轎子一路快行,她只想趕緊回府。今天的變故太多,她需要時間好好消化下!難道她救顧大章的事露餡了嗎?還是魏忠賢他們純是猜測敲山震虎?奉圣夫人的話是什么意思,居然讓她與太監結對食!幾何正冥想著,那奔跑的轎子卻突然一停!
“咣當!”——“哎呦!”她的頭碰到了轎梁!
“夫人恕罪!前面有轎子叫停!”秦二趕緊過來告罪。
“什么轎子?”幾何昨日那天不怕地不怕的囂張氣焰早就沒了,這廂如驚弓之鳥般嘶著嘴捂著頭。
“好像是涂總管!”
幾何這才放下了一顆心來,腿腳輕飄地下了轎。畢竟這廝還幫過她,碰上了不見一面,有些說不過去。
“恭賀夫人新婚大喜。祝白頭到老,早生貴子。”涂文輔優雅拱手,衣袂飛舞。
“謝涂總管了。”幾何皮笑肉不笑地回禮,呀呸的,“新婚”的事兒別人不知,他能不知?“昨日之事多謝了。”
“夫人怎么這么客氣。”涂文輔淡笑著走上前來,細細地從頭到腳打量起她。那目光溫潤而寵溺,觀之如沐春風。“怎么臉色這么不好……奉圣夫人那兒出什么事嗎?”
這人怎么精明的和鬼一樣?幾何在心里罵了句。她動了動嘴角,不置可否。
“夫人莫怕,無論夫人想如何做,文輔都支持你。”涂文輔突然在她耳邊遞上了一句話。
幾何大驚,一雙眸子難以置信地盯住了他!
“這可是文輔的肺腑之言。”涂文輔毫不顧忌地大笑著,“就像九千歲忠于奉圣夫人那般,文輔也想忠于夫人,為夫人分憂。”那俊美的唇形跳動著,每一聲,都砸的她心室亂響!
幾何面紅耳燒,突然想到奉圣夫人與她說的話!對食!難道這涂文輔也有此意?天……她不要!
“夫人莫怕,文輔只求心意相通。”那魅惑的聲音仍在悄聲繼續著,“文輔自認文治武功不輸那九千歲,只是,一直未遇到提攜自己的貴人罷了。”
幾何心下頓起驚濤駭浪——這個涂文輔僅用了四年時間就已是赫赫內相,他還不滿足!他竟然覬覦魏忠賢那個位置!
“九千歲原也是個破落戶,自宮后連宮都入不得。若不是機緣巧合,在知天命之年攀上了奉圣夫人……”涂文輔還在繼續。

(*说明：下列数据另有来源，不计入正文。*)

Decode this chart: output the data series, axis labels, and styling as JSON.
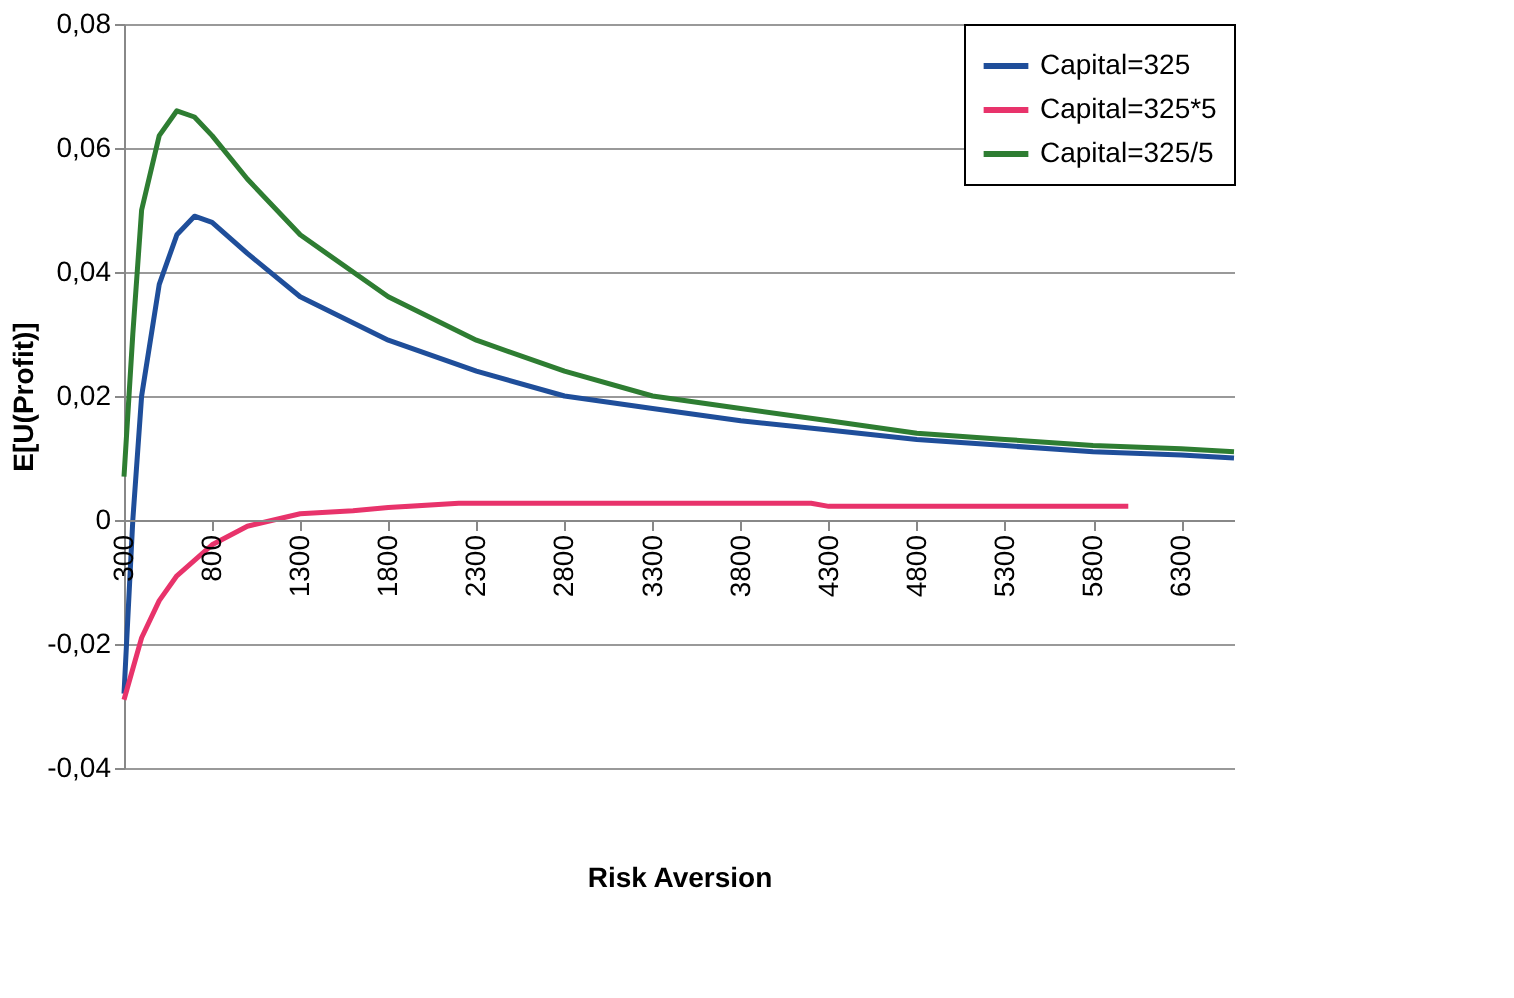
{
  "chart_data": {
    "type": "line",
    "xlabel": "Risk Aversion",
    "ylabel": "E[U(Profit)]",
    "xlim": [
      300,
      6600
    ],
    "xticks": [
      300,
      800,
      1300,
      1800,
      2300,
      2800,
      3300,
      3800,
      4300,
      4800,
      5300,
      5800,
      6300
    ],
    "ylim": [
      -0.04,
      0.08
    ],
    "yticks": [
      {
        "value": -0.04,
        "label": "-0,04"
      },
      {
        "value": -0.02,
        "label": "-0,02"
      },
      {
        "value": 0,
        "label": "0"
      },
      {
        "value": 0.02,
        "label": "0,02"
      },
      {
        "value": 0.04,
        "label": "0,04"
      },
      {
        "value": 0.06,
        "label": "0,06"
      },
      {
        "value": 0.08,
        "label": "0,08"
      }
    ],
    "grid": "y",
    "legend": "top right",
    "marker": "none",
    "line_style": "solid",
    "series": [
      {
        "name": "Capital=325",
        "color": "#1f4e9a",
        "x": [
          300,
          350,
          400,
          500,
          600,
          700,
          800,
          1000,
          1300,
          1800,
          2300,
          2800,
          3300,
          3800,
          4300,
          4800,
          5300,
          5800,
          6300,
          6600
        ],
        "values": [
          -0.028,
          0.0,
          0.02,
          0.038,
          0.046,
          0.049,
          0.048,
          0.043,
          0.036,
          0.029,
          0.024,
          0.02,
          0.018,
          0.016,
          0.0145,
          0.013,
          0.012,
          0.011,
          0.0105,
          0.01
        ]
      },
      {
        "name": "Capital=325*5",
        "color": "#e8336b",
        "x": [
          300,
          400,
          500,
          600,
          800,
          1000,
          1300,
          1600,
          1800,
          2200,
          4200,
          4300,
          6000
        ],
        "values": [
          -0.029,
          -0.019,
          -0.013,
          -0.009,
          -0.004,
          -0.001,
          0.001,
          0.0015,
          0.002,
          0.0027,
          0.0027,
          0.0022,
          0.0022
        ]
      },
      {
        "name": "Capital=325/5",
        "color": "#2e7d32",
        "x": [
          300,
          350,
          400,
          500,
          600,
          700,
          800,
          1000,
          1300,
          1800,
          2300,
          2800,
          3300,
          3800,
          4300,
          4800,
          5300,
          5800,
          6300,
          6600
        ],
        "values": [
          0.007,
          0.03,
          0.05,
          0.062,
          0.066,
          0.065,
          0.062,
          0.055,
          0.046,
          0.036,
          0.029,
          0.024,
          0.02,
          0.018,
          0.016,
          0.014,
          0.013,
          0.012,
          0.0115,
          0.011
        ]
      }
    ]
  }
}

“我可比不得奉圣夫人!”幾何趕緊申辯開來,她又沒喂過皇帝奶吃,哪兒來的獨一無二割舍不掉的感情!
“文輔相信您能。”涂文輔自信滿滿地笑了,“您一定能。終有一天,您會取代奉圣夫人在皇上心中的位置。屆時文輔不奢求其他,只希望夫人能記得,文輔永遠忠于您,永遠在您的身后,可以為您、為陛下分憂……”
幾何幾欲抓狂,趕緊尋機告辭,逃之夭夭。
福無雙至,禍不單行。誰知轎子剛跑起不遠,冷丁又是一停——“咣當!”幾何的頭又碰到了轎梁!“又怎么了!”她帶上哭腔了。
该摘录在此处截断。